Кеб свернул на Обри Уолк. Они уже почти приехали. Джоко проводит ее до двери, а там, приподняв котелок и пожелав доброй ночи, оставит одну. И тогда…
Словно в ответ ее мыслям он спросил:
– Во сколько мне прийти к тебе завтра утром?
– Не знаю, – прошептала Мария. – Пораньше. Наверное, нам нужно составить план, но сегодня я слишком устала.
– Тебе нужно хорошо выспаться.
Вдруг Мария почувствовала, что не хочет расставаться с ним. Как она сможет вернуться в свою одинокую комнату и остаться наедине со всеми этими мыслями о Мелиссе и воображением, рисующим разные ужасы? А нужно еще разжигать камин, иначе ей придется залезать в сырую, холодную постель, где она начнет дрожать мелкой дрожью, слишком измученная и несчастная, чтобы заснуть.
Вдруг она расплакалась.
– Ну вот! В чем дело?
– И-извини, я н-не могу сдержаться. Джоко обнял ее крепче:
– Тебе больно?
– Стыдно признаться, но я плачу от жалости к себе.
– Ох, и все? – он неуклюже похлопал ее по плечу. – Это не вредно.
Мария встряхнула головой, пытаясь сдержать слезы.
– Это бесполезно. Просто я устала.
– Конечно, устала. Кто бы не устал? Кебмен натянул вожжи, останавливая свою клячу. Джоко открыл дверцу, вылез сам и помог спуститься Марии. Провожая девушку до двери, он бережно поддерживал ее, словно она была стеклянной. Когда она отперла замок и распахнула входную дверь, Джоко приподнял свой котелок:
– Желаю тебе доброй ночи, Рия.

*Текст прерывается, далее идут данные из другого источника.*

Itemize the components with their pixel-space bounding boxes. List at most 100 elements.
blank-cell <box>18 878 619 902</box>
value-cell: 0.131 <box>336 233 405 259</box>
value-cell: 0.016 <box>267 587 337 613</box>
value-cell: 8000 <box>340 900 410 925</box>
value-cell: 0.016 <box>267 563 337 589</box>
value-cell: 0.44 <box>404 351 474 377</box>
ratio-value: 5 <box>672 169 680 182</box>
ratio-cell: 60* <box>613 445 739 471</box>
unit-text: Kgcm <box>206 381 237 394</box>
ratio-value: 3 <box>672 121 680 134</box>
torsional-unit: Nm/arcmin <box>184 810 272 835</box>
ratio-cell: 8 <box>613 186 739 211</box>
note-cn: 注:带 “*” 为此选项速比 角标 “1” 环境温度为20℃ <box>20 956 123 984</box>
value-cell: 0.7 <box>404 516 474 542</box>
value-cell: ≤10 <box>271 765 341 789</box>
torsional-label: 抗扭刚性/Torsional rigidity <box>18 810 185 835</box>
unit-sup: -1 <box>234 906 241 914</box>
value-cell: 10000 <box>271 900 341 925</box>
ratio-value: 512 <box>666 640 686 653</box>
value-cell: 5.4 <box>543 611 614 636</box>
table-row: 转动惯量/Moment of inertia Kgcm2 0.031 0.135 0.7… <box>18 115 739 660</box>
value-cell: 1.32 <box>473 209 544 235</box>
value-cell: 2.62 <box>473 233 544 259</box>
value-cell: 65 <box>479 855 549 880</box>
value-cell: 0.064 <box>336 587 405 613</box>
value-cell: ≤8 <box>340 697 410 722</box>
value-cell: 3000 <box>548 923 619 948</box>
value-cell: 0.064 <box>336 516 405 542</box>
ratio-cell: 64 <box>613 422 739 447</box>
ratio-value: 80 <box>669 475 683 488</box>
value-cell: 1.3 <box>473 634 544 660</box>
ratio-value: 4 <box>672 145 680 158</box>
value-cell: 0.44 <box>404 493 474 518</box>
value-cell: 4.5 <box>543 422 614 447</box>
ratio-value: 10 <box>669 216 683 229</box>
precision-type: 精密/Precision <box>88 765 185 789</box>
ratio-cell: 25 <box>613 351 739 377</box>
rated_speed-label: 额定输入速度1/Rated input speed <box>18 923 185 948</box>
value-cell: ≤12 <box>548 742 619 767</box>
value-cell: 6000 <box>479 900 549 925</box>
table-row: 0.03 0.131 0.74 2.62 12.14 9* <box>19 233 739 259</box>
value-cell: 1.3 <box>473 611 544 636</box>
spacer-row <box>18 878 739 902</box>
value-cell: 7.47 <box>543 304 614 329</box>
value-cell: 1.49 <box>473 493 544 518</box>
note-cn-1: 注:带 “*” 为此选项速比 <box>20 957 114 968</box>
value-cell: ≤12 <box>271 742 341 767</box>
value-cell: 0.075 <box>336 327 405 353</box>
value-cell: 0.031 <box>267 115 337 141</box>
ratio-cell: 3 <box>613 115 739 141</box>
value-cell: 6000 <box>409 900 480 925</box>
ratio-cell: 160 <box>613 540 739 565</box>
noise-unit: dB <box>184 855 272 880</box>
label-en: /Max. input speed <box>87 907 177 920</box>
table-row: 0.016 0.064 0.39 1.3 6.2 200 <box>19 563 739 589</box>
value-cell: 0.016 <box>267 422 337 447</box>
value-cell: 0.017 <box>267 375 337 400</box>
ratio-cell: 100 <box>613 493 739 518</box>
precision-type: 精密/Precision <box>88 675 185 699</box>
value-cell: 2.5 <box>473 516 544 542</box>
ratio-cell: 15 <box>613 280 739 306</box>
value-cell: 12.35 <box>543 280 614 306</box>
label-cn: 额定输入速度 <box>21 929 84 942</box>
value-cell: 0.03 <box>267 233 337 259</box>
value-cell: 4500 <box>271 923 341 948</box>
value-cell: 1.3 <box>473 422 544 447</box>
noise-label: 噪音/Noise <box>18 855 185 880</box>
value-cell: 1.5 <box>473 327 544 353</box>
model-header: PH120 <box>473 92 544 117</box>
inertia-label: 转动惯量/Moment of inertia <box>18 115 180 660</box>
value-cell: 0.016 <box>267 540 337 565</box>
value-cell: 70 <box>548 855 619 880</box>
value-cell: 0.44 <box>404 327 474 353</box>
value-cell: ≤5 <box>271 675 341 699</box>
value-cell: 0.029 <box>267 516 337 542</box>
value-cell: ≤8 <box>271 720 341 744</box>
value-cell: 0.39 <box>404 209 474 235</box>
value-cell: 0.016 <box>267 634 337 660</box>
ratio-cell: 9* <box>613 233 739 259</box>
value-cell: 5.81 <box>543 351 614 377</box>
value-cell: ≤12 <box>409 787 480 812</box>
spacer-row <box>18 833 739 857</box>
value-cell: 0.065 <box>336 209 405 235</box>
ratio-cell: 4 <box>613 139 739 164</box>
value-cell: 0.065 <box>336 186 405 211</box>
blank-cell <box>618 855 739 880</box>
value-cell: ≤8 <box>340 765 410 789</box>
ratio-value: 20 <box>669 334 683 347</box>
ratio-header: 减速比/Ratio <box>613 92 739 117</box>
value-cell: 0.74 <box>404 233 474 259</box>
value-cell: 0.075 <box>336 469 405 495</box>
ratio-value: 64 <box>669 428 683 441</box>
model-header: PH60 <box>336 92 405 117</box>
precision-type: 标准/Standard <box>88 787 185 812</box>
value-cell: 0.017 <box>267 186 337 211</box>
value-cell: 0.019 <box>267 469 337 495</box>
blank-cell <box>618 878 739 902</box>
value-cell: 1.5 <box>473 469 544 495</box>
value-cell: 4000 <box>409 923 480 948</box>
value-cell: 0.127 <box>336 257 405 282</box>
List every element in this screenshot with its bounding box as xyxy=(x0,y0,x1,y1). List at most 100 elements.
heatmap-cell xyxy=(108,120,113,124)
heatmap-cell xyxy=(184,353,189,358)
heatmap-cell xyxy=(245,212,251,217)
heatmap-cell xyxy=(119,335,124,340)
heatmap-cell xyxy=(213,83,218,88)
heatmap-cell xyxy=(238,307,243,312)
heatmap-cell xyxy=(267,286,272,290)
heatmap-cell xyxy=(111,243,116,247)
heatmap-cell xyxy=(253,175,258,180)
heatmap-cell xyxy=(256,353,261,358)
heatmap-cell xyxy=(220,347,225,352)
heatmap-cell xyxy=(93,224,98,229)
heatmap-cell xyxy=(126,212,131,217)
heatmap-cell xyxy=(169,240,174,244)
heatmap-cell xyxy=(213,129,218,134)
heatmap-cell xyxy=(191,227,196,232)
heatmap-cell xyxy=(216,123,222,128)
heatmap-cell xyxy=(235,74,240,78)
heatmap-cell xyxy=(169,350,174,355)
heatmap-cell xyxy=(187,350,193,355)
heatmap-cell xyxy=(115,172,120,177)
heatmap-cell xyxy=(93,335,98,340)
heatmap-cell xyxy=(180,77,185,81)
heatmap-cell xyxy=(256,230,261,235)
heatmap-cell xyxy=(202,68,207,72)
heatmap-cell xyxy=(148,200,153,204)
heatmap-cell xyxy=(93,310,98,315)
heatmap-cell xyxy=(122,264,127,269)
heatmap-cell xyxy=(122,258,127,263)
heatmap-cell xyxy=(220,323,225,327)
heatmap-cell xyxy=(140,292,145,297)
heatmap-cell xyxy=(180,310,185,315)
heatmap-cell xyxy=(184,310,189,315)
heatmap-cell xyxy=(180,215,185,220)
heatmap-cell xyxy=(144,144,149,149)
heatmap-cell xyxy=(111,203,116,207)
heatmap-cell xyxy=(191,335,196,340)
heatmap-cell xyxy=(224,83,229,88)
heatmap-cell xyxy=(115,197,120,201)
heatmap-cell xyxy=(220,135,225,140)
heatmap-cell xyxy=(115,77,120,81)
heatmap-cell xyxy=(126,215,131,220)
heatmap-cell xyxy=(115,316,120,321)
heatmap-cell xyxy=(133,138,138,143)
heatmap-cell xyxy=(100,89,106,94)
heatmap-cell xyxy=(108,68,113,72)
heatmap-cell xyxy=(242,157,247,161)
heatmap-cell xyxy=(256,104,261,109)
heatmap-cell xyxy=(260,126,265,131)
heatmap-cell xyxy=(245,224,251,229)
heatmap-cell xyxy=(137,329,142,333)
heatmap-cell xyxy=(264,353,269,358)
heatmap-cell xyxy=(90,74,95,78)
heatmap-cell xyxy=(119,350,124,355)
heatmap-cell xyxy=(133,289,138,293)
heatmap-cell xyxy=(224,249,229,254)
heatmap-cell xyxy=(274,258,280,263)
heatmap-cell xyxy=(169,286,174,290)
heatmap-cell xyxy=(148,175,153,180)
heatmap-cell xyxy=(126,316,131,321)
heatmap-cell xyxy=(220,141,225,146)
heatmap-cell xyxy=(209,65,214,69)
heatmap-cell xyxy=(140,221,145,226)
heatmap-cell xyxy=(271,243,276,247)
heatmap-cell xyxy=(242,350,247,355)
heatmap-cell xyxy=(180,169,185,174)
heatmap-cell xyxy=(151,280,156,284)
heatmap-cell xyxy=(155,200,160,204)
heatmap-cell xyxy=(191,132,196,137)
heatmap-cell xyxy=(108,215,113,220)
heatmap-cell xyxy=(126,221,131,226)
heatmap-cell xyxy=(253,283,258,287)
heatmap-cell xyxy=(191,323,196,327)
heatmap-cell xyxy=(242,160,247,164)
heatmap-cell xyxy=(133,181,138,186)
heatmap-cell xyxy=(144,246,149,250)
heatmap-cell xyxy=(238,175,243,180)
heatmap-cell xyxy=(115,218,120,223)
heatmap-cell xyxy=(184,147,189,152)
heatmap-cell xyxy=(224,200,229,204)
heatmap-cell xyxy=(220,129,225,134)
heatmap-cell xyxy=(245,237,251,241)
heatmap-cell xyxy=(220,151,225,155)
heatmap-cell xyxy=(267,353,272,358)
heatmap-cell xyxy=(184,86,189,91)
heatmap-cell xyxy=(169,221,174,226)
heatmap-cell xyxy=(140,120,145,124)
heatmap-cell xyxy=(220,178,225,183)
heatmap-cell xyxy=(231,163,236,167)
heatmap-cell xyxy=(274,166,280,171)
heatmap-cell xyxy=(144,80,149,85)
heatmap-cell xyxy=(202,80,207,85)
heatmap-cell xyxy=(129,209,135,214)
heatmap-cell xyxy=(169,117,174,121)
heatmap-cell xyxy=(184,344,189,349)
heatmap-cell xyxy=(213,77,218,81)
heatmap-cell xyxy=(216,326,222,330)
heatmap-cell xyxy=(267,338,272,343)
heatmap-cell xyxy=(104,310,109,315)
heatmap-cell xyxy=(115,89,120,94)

Он стал спускаться по ступеням.
– Нет, – прошептала Мария, чувствуя, как ее щеки горят огнем. Ох, как чудовищно она поступила, выжав из себя это слово. Она сжала губы, но слишком поздно.
– Что? – замер Джоко.
В наступившей тишине она пыталась понять себя. Голос викторианского воспитания смолк внутри нее, а голос морали, несущий осуждение и стыд, еще звучавший в ней, замерзал в холодной тьме парадного подъезда. Вместо него в ушах все сильнее пульсировала горячая кровь, напоминая о желании, экстазе и забытьи.